There is also a "Categories" menu on the right hand side, which attempts to determine the different categories of search results that fit with a certain query.
It has a "Safe Search" feature similar to Google's to filter out adult content, and a bar on the low end of the screen enables to advance through the different pages of results and change the display mode from the default 3 columns to 2 columns.
For now, there are only two options: to turn on or off Safe Search and Typing Suggestions. Both are on by default.
The engine, which was apparently down at times from heavy demand, has some serious functionality flaws which will hopefully be fixed soon. The most annoying is the fact that the different results pages are not really different or only the first page of results works. Clicking on the numbers on the bottom, which apparently correspond to a respective page of results, usually leads to an error page. Even when an actual results page is displayed, it is often very similar to the first results page, with the items in another order.
Although Cuil looks promising, there is still a long way to go before being able to actually replace Google. There is no image search and, as I have said before, the thing does not work properly yet.

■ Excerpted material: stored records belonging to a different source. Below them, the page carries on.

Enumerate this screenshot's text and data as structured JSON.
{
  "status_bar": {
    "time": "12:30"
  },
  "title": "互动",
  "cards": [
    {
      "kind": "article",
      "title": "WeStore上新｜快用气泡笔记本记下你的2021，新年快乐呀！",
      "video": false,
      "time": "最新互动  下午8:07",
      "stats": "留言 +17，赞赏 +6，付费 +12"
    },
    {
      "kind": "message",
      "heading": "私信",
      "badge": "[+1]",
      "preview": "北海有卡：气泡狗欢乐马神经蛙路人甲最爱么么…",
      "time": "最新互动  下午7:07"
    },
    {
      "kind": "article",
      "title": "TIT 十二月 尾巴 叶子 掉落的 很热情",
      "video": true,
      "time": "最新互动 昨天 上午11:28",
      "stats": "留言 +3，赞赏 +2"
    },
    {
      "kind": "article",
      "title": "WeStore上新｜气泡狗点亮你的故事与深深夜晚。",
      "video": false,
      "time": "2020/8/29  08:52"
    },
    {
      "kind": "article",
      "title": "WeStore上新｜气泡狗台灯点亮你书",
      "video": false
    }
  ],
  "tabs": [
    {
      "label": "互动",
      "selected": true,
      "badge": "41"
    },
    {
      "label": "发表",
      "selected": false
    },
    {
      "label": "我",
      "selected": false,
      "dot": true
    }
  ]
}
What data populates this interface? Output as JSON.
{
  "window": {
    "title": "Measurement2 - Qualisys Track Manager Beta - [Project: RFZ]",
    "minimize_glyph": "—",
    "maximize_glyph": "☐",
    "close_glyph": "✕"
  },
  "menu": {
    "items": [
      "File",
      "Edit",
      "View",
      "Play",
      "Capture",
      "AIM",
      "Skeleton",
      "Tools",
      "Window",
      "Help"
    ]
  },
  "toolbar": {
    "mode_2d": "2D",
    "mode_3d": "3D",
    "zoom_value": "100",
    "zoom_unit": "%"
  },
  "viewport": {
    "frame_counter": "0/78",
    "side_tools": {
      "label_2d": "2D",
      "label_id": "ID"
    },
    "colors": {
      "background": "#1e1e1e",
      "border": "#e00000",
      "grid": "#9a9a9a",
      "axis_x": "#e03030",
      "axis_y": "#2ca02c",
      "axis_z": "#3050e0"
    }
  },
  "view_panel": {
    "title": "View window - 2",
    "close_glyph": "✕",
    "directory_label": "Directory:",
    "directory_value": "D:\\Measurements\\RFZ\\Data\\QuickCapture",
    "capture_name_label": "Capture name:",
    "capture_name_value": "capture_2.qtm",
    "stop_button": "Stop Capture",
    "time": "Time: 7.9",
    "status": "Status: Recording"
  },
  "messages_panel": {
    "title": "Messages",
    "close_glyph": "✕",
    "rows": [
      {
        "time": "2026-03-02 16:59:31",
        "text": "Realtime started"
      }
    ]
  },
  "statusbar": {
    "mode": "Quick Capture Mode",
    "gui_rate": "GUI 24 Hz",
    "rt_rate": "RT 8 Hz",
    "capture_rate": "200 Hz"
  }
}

However, it’s definitely something that we’ll keep our eyes on and see how it evolves. The innovative search engine is backed by serious technological and financial muscle. The best thing about Cuil is their philosophy. I use Google a lot but they have serious privacy issues, highlighted by the latest Viacom lawsuit. I don’t need somebody recording everything I search for, every video I watch, and so forth. It’s downright outrageous.
The word "cuil" (pronounced "cool") comes from the Gaelic for knowledge and hazel. The Cuil founding staff also includes former Googlers Russell Power and Louis Monier. The company claims to have a larger index than any other search engine, with about 120 billion web pages. However, as I noted above, displaying them on a single results page won't work.